Ort der Handlung: Passchendaele in Flandern, Schlachtfeld des ersten Weltkrieges, auf dem tausende englische Soldaten ihr Leben ließen. Die Zeit: 1920, zwei Jahre nach dem Ende des großen Gemetzels. Eine britische Kommission gräbt nach den halb verwesten Leichenteilen. Ein privater Beerdigungsunternehmer hat den Auftrag, einen Soldatenfriedhof anzulegen und die noch auffindbaren Überreste der Gefallenen in Einzelgräbern beizusetzen.
“Eine Million tote Engländer“, murmelt Mr Hacker, dessen Geschäft vom Tod der anderen lebt, “wo wir stehen, haben wir nicht Erde unter den Füßen, sondern Berge von Fleisch“. “Was ist das gegen die Bestattung einzelner Leichen? Für mich sind von nun an nur noch Kriege von Interesse“.
Der britische Kronprinz besucht die flandrische Schädelstätte, watet durch den Morast und übergibt sich. Eine elegante Dame ist mit ihrer Tochter von England angereist, um nach ihrem toten Sohn zu suchen und was von ihm übrig ist illegal in die Heimat zu verbringen. Zur Durchführung dieses Vorhabens bedient sie sich der Lüsternheit des Beerdigungsunternehmers, der ihr die nicht mehr identifizierbare Leiche eines Soldaten mit der Kennmarke ihres Sohnes beschafft und in einem äußerst gewagten Betrugsmanöver sogar dafür sorgt, daß der dümmliche Kronprinz bei der Wahl des sakrosankten Unbekannten Soldaten, der an der Seite von Königen in der Westminster Abtei beigesetzt wird, ausgerechnet die Nummer des verlorenen Sohnes der schönen Witwe trifft.
Zum übrigen Personal der makabren Ereignisse gehören der gerissene Komplize des Bestattungsunternehmers, ein leicht derangierter Verwaltungsbeamter, der über der Registratur der Toten den Verstand zu verlieren droht, sowie vier ehemalige Frontsoldaten, die den Boden nach den Überresten ihrer Kameraden durchwühlen müssen und, von seelischen Kriegsschäden gezeichnet, wie graue Gespenster in der verwüsteten Landschaft umherirren, Schlammbündel aus der Erde ziehen, sie nach Wertsachen durchsuchen und dann davontragen. Noch bevor ihr Auftrag zu Ende geht, werden sie von einem mysteriösen britischen Offizier wieder für die Armee im Feldzug gegen die rebellischen Iren abgeworben.
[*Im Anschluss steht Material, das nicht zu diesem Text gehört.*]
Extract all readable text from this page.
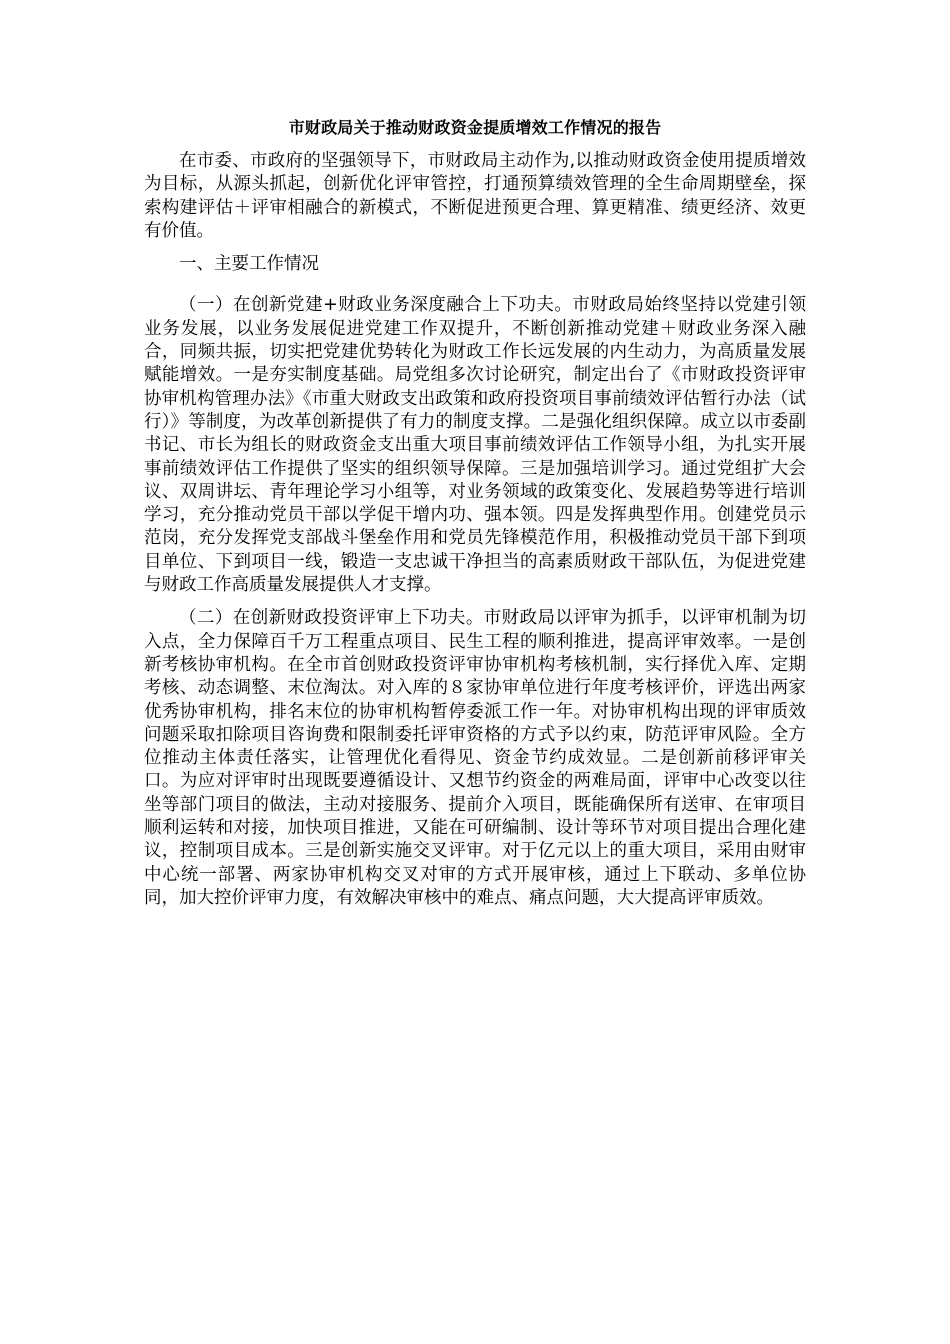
市财政局关于推动财政资金提质增效工作情况的报告

在市委、市政府的坚强领导下，市财政局主动作为,以推动财政资金使用提质增效为目标，从源头抓起，创新优化评审管控，打通预算绩效管理的全生命周期壁垒，探索构建评估＋评审相融合的新模式，不断促进预更合理、算更精准、绩更经济、效更有价值。

一、主要工作情况

（一）在创新党建+财政业务深度融合上下功夫。市财政局始终坚持以党建引领业务发展，以业务发展促进党建工作双提升，不断创新推动党建＋财政业务深入融合，同频共振，切实把党建优势转化为财政工作长远发展的内生动力，为高质量发展赋能增效。一是夯实制度基础。局党组多次讨论研究，制定出台了《市财政投资评审协审机构管理办法》《市重大财政支出政策和政府投资项目事前绩效评估暂行办法（试行）》等制度，为改革创新提供了有力的制度支撑。二是强化组织保障。成立以市委副书记、市长为组长的财政资金支出重大项目事前绩效评估工作领导小组，为扎实开展事前绩效评估工作提供了坚实的组织领导保障。三是加强培训学习。通过党组扩大会议、双周讲坛、青年理论学习小组等，对业务领域的政策变化、发展趋势等进行培训学习，充分推动党员干部以学促干增内功、强本领。四是发挥典型作用。创建党员示范岗，充分发挥党支部战斗堡垒作用和党员先锋模范作用，积极推动党员干部下到项目单位、下到项目一线，锻造一支忠诚干净担当的高素质财政干部队伍，为促进党建与财政工作高质量发展提供人才支撑。

（二）在创新财政投资评审上下功夫。市财政局以评审为抓手，以评审机制为切入点，全力保障百千万工程重点项目、民生工程的顺利推进，提高评审效率。一是创新考核协审机构。在全市首创财政投资评审协审机构考核机制，实行择优入库、定期考核、动态调整、末位淘汰。对入库的８家协审单位进行年度考核评价，评选出两家优秀协审机构，排名末位的协审机构暂停委派工作一年。对协审机构出现的评审质效问题采取扣除项目咨询费和限制委托评审资格的方式予以约束，防范评审风险。全方位推动主体责任落实，让管理优化看得见、资金节约成效显。二是创新前移评审关口。为应对评审时出现既要遵循设计、又想节约资金的两难局面，评审中心改变以往坐等部门项目的做法，主动对接服务、提前介入项目，既能确保所有送审、在审项目顺利运转和对接，加快项目推进，又能在可研编制、设计等环节对项目提出合理化建议，控制项目成本。三是创新实施交叉评审。对于亿元以上的重大项目，采用由财审中心统一部署、两家协审机构交叉对审的方式开展审核，通过上下联动、多单位协同，加大控价评审力度，有效解决审核中的难点、痛点问题，大大提高评审质效。
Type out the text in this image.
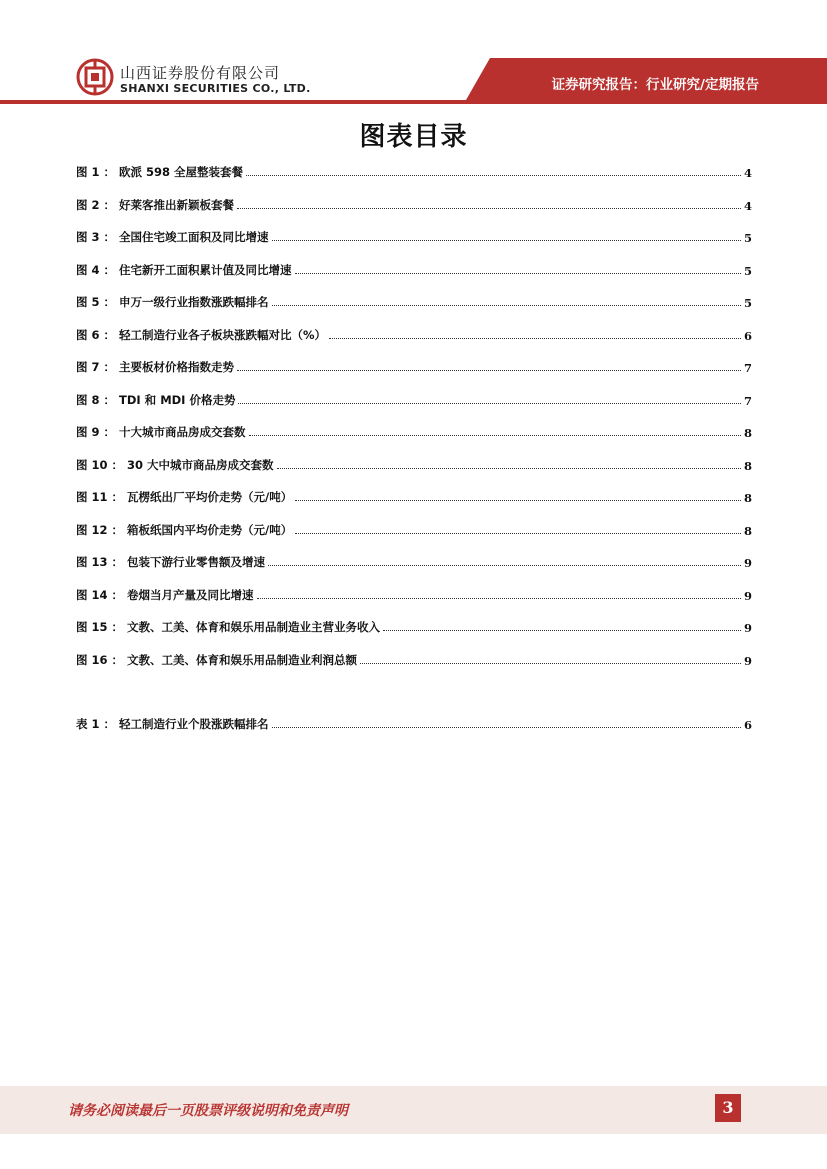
证券研究报告：行业研究/定期报告
山西证券股份有限公司
SHANXI SECURITIES CO., LTD.
图表目录
图 1 ： 欧派 598 全屋整装套餐	4
图 2 ： 好莱客推出新颖板套餐	4
图 3 ： 全国住宅竣工面积及同比增速	5
图 4 ： 住宅新开工面积累计值及同比增速	5
图 5 ： 申万一级行业指数涨跌幅排名	5
图 6 ： 轻工制造行业各子板块涨跌幅对比（%）	6
图 7 ： 主要板材价格指数走势	7
图 8 ： TDI 和 MDI 价格走势	7
图 9 ： 十大城市商品房成交套数	8
图 10 ： 30 大中城市商品房成交套数	8
图 11 ： 瓦楞纸出厂平均价走势（元/吨）	8
图 12 ： 箱板纸国内平均价走势（元/吨）	8
图 13 ： 包装下游行业零售额及增速	9
图 14 ： 卷烟当月产量及同比增速	9
图 15 ： 文教、工美、体育和娱乐用品制造业主营业务收入	9
图 16 ： 文教、工美、体育和娱乐用品制造业利润总额	9
表 1 ： 轻工制造行业个股涨跌幅排名	6
请务必阅读最后一页股票评级说明和免责声明	3
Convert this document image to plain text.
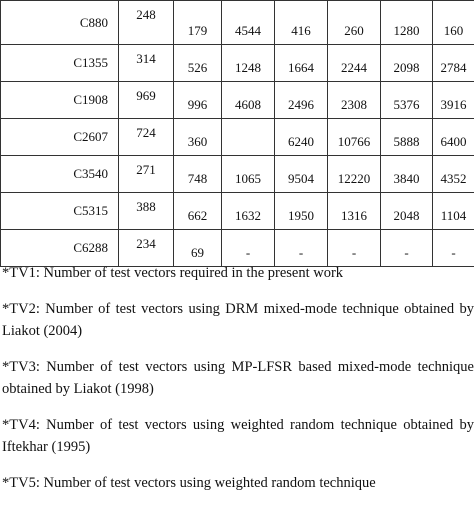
C880	248	179	4544	416	260	1280	160
C1355	314	526	1248	1664	2244	2098	2784
C1908	969	996	4608	2496	2308	5376	3916
C2607	724	360		6240	10766	5888	6400
C3540	271	748	1065	9504	12220	3840	4352
C5315	388	662	1632	1950	1316	2048	1104
C6288	234	69	-	-	-	-	-

*TV1: Number of test vectors required in the present work

*TV2: Number of test vectors using DRM mixed-mode technique obtained by Liakot (2004)

*TV3: Number of test vectors using MP-LFSR based mixed-mode technique obtained by Liakot (1998)

*TV4: Number of test vectors using weighted random technique obtained by Iftekhar (1995)

*TV5: Number of test vectors using weighted random technique
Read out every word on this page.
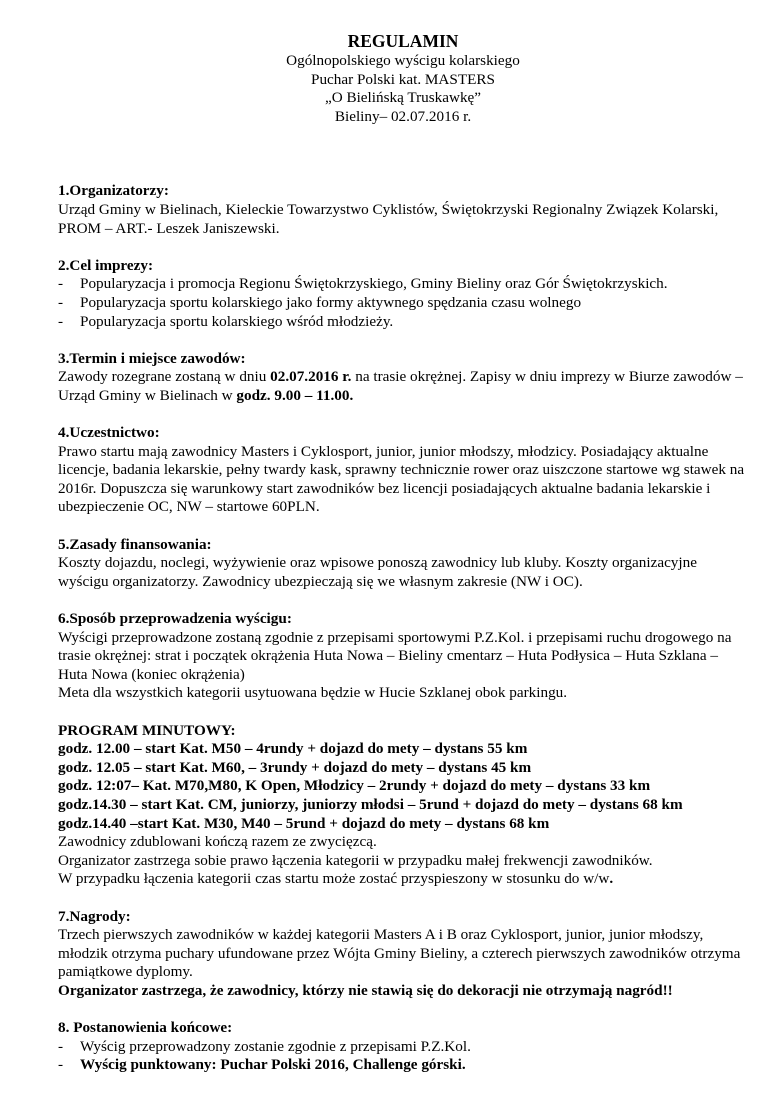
REGULAMIN
Ogólnopolskiego wyścigu kolarskiego
Puchar Polski kat. MASTERS
„O Bielińską Truskawkę”
Bieliny– 02.07.2016 r.
1.Organizatorzy:

Urząd Gminy w Bielinach, Kieleckie Towarzystwo Cyklistów, Świętokrzyski Regionalny Związek Kolarski, PROM – ART.- Leszek Janiszewski.

2.Cel imprezy:
-	Popularyzacja i promocja Regionu Świętokrzyskiego, Gminy Bieliny oraz Gór Świętokrzyskich.
-	Popularyzacja sportu kolarskiego jako formy aktywnego spędzania czasu wolnego
-	Popularyzacja sportu kolarskiego wśród młodzieży.
3.Termin i miejsce zawodów:

Zawody rozegrane zostaną w dniu 02.07.2016 r. na trasie okrężnej. Zapisy w dniu imprezy w Biurze zawodów – Urząd Gminy w Bielinach w godz. 9.00 – 11.00.

4.Uczestnictwo:

Prawo startu mają zawodnicy Masters i Cyklosport, junior, junior młodszy, młodzicy. Posiadający aktualne licencje, badania lekarskie, pełny twardy kask, sprawny technicznie rower oraz uiszczone startowe wg stawek na 2016r. Dopuszcza się warunkowy start zawodników bez licencji posiadających aktualne badania lekarskie i ubezpieczenie OC, NW – startowe 60PLN.

5.Zasady finansowania:

Koszty dojazdu, noclegi, wyżywienie oraz wpisowe ponoszą zawodnicy lub kluby. Koszty organizacyjne wyścigu organizatorzy. Zawodnicy ubezpieczają się we własnym zakresie (NW i OC).

6.Sposób przeprowadzenia wyścigu:

Wyścigi przeprowadzone zostaną zgodnie z przepisami sportowymi P.Z.Kol. i przepisami ruchu drogowego na trasie okrężnej: strat i początek okrążenia Huta Nowa – Bieliny cmentarz – Huta Podłysica – Huta Szklana – Huta Nowa (koniec okrążenia)

Meta dla wszystkich kategorii usytuowana będzie w Hucie Szklanej obok parkingu.

PROGRAM MINUTOWY:
godz. 12.00 – start Kat. M50 – 4rundy + dojazd do mety – dystans 55 km
godz. 12.05 – start Kat. M60, – 3rundy + dojazd do mety – dystans 45 km
godz. 12:07– Kat. M70,M80, K Open, Młodzicy – 2rundy + dojazd do mety – dystans 33 km
godz.14.30 – start Kat. CM, juniorzy, juniorzy młodsi – 5rund + dojazd do mety – dystans 68 km
godz.14.40 –start Kat. M30, M40 – 5rund + dojazd do mety – dystans 68 km

Zawodnicy zdublowani kończą razem ze zwycięzcą.

Organizator zastrzega sobie prawo łączenia kategorii w przypadku małej frekwencji zawodników.

W przypadku łączenia kategorii czas startu może zostać przyspieszony w stosunku do w/w.

7.Nagrody:

Trzech pierwszych zawodników w każdej kategorii Masters A i B oraz Cyklosport, junior, junior młodszy, młodzik otrzyma puchary ufundowane przez Wójta Gminy Bieliny, a czterech pierwszych zawodników otrzyma pamiątkowe dyplomy.

Organizator zastrzega, że zawodnicy, którzy nie stawią się do dekoracji nie otrzymają nagród!!

8. Postanowienia końcowe:
-	Wyścig przeprowadzony zostanie zgodnie z przepisami P.Z.Kol.
-	Wyścig punktowany: Puchar Polski 2016, Challenge górski.
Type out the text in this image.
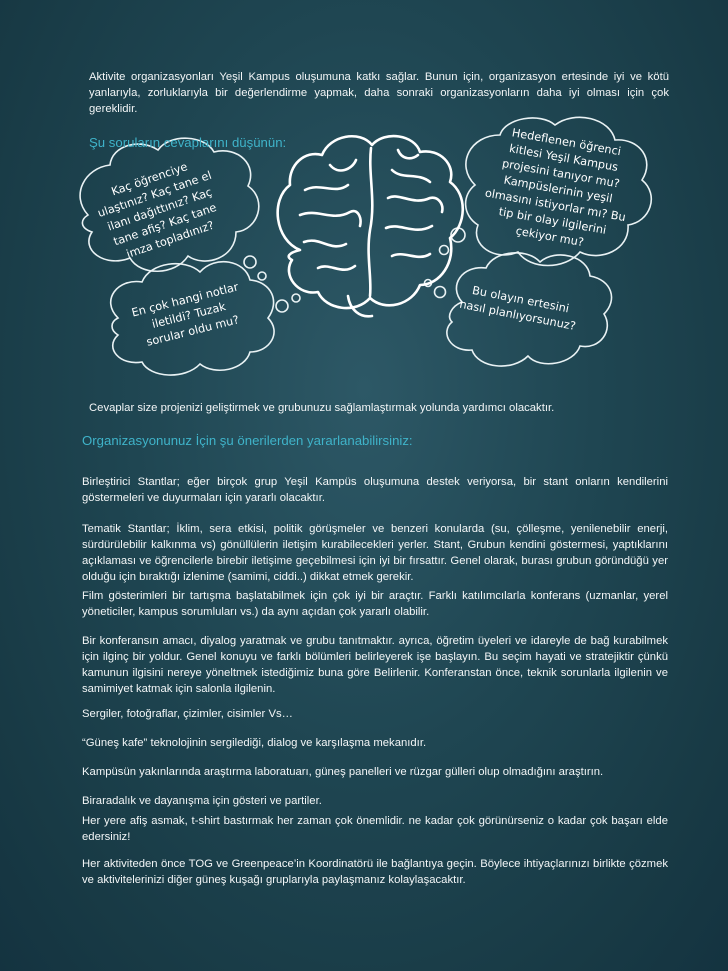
Aktivite organizasyonları Yeşil Kampus oluşumuna katkı sağlar. Bunun için, organizasyon ertesinde iyi ve kötü yanlarıyla, zorluklarıyla bir değerlendirme yapmak, daha sonraki organizasyonların daha iyi olması için çok gereklidir.

Şu soruların cevaplarını düşünün:
Kaç öğrenciye
ulaştınız? Kaç tane el
ilanı dağıttınız? Kaç
tane afiş? Kaç tane
imza topladınız?
Hedeflenen öğrenci
kitlesi Yeşil Kampus
projesini tanıyor mu?
Kampüslerinin yeşil
olmasını istiyorlar mı? Bu
tip bir olay ilgilerini
çekiyor mu?
En çok hangi notlar
iletildi? Tuzak
sorular oldu mu?
Bu olayın ertesini
nasıl planlıyorsunuz?

Cevaplar size projenizi geliştirmek ve grubunuzu sağlamlaştırmak yolunda yardımcı olacaktır.

Organizasyonunuz İçin şu önerilerden yararlanabilirsiniz:

Birleştirici Stantlar; eğer birçok grup Yeşil Kampüs oluşumuna destek veriyorsa, bir stant onların kendilerini göstermeleri ve duyurmaları için yararlı olacaktır.

Tematik Stantlar; İklim, sera etkisi, politik görüşmeler ve benzeri konularda (su, çölleşme, yenilenebilir enerji, sürdürülebilir kalkınma vs) gönüllülerin iletişim kurabilecekleri yerler. Stant, Grubun kendini göstermesi, yaptıklarını açıklaması ve öğrencilerle birebir iletişime geçebilmesi için iyi bir fırsattır. Genel olarak, burası grubun göründüğü yer olduğu için bıraktığı izlenime (samimi, ciddi..) dikkat etmek gerekir.

Film gösterimleri bir tartışma başlatabilmek için çok iyi bir araçtır. Farklı katılımcılarla konferans (uzmanlar, yerel yöneticiler, kampus sorumluları vs.) da aynı açıdan çok yararlı olabilir.

Bir konferansın amacı, diyalog yaratmak ve grubu tanıtmaktır. ayrıca, öğretim üyeleri ve idareyle de bağ kurabilmek için ilginç bir yoldur. Genel konuyu ve farklı bölümleri belirleyerek işe başlayın. Bu seçim hayati ve stratejiktir çünkü kamunun ilgisini nereye yöneltmek istediğimiz buna göre Belirlenir. Konferanstan önce, teknik sorunlarla ilgilenin ve samimiyet katmak için salonla ilgilenin.

Sergiler, fotoğraflar, çizimler, cisimler Vs…

“Güneş kafe” teknolojinin sergilediği, dialog ve karşılaşma mekanıdır.

Kampüsün yakınlarında araştırma laboratuarı, güneş panelleri ve rüzgar gülleri olup olmadığını araştırın.

Biraradalık ve dayanışma için gösteri ve partiler.

Her yere afiş asmak, t-shirt bastırmak her zaman çok önemlidir. ne kadar çok görünürseniz o kadar çok başarı elde edersiniz!

Her aktiviteden önce TOG ve Greenpeace’in Koordinatörü ile bağlantıya geçin. Böylece ihtiyaçlarınızı birlikte çözmek ve aktivitelerinizi diğer güneş kuşağı gruplarıyla paylaşmanız kolaylaşacaktır.
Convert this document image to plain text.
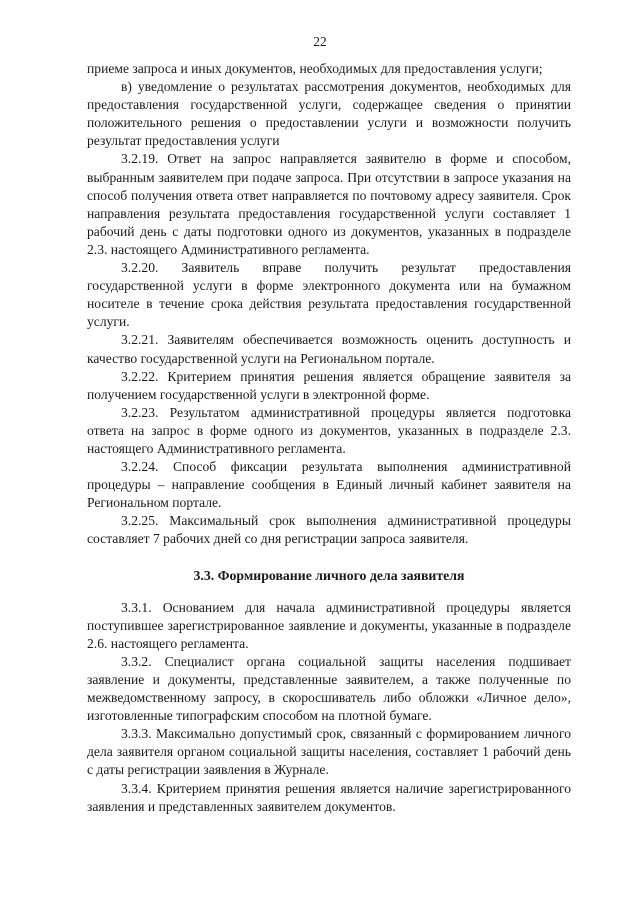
22

приеме запроса и иных документов, необходимых для предоставления услуги;

в) уведомление о результатах рассмотрения документов, необходимых для предоставления государственной услуги, содержащее сведения о принятии положительного решения о предоставлении услуги и возможности получить результат предоставления услуги

3.2.19. Ответ на запрос направляется заявителю в форме и способом, выбранным заявителем при подаче запроса. При отсутствии в запросе указания на способ получения ответа ответ направляется по почтовому адресу заявителя. Срок направления результата предоставления государственной услуги составляет 1 рабочий день с даты подготовки одного из документов, указанных в подразделе 2.3. настоящего Административного регламента.

3.2.20. Заявитель вправе получить результат предоставления государственной услуги в форме электронного документа или на бумажном носителе в течение срока действия результата предоставления государственной услуги.

3.2.21. Заявителям обеспечивается возможность оценить доступность и качество государственной услуги на Региональном портале.

3.2.22. Критерием принятия решения является обращение заявителя за получением государственной услуги в электронной форме.

3.2.23. Результатом административной процедуры является подготовка ответа на запрос в форме одного из документов, указанных в подразделе 2.3. настоящего Административного регламента.

3.2.24. Способ фиксации результата выполнения административной процедуры – направление сообщения в Единый личный кабинет заявителя на Региональном портале.

3.2.25. Максимальный срок выполнения административной процедуры составляет 7 рабочих дней со дня регистрации запроса заявителя.

3.3. Формирование личного дела заявителя

3.3.1. Основанием для начала административной процедуры является поступившее зарегистрированное заявление и документы, указанные в подразделе 2.6. настоящего регламента.

3.3.2. Специалист органа социальной защиты населения подшивает заявление и документы, представленные заявителем, а также полученные по межведомственному запросу, в скоросшиватель либо обложки «Личное дело», изготовленные типографским способом на плотной бумаге.

3.3.3. Максимально допустимый срок, связанный с формированием личного дела заявителя органом социальной защиты населения, составляет 1 рабочий день с даты регистрации заявления в Журнале.

3.3.4. Критерием принятия решения является наличие зарегистрированного заявления и представленных заявителем документов.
Howard Barkers abscheuliche Farce ‘Die Liebe eines guten Mannes’ rüttelt mit beispielloser Unverfrorenheit an den Götzen der morbiden Klassengesellschaft. Was vor wenigen Jahren noch als obszön verworfen, wegen seines revolutionären Inhalts und seiner unflätigen Sprache von der Zensur verboten und womöglich wegen Majestätsbeleidigung vor Gericht gestellt worden wäre, kann heute – wenn auch umtost vom Wehgeschrei empörter Sittenrichter – auf jeder Bühne des Landes unbehindert aufgeführt werden.
Das Publikum, das sich zur Londoner Premiere des neuen Barker-Stückes im Royal Court Theater einfand, reagierte gegenüber der satanischen Entlarvung vaterländischer Heuchelei und der grenzenlosen Gier der Geschäftemacher zum Ruhm von König und Vaterland mit erstaunlichem Gleichmut und schien die Flut von Verbalinjurien gegen die heiligen Kühe der Nation sichtlich zu genießen. Barkers Sprachwitz und dem vorzüglichen Spiel des Gastensembles aus Oxford ist es zu verdanken, daß die zur boshaften Karikatur verzerrten Vertreter der herrschenden Klasse als theatralische Figuren ihre Wirkung nicht verfehlen, selbst wo die sardonische Phantasie des Autors über alle realen Ziele hinausschießt.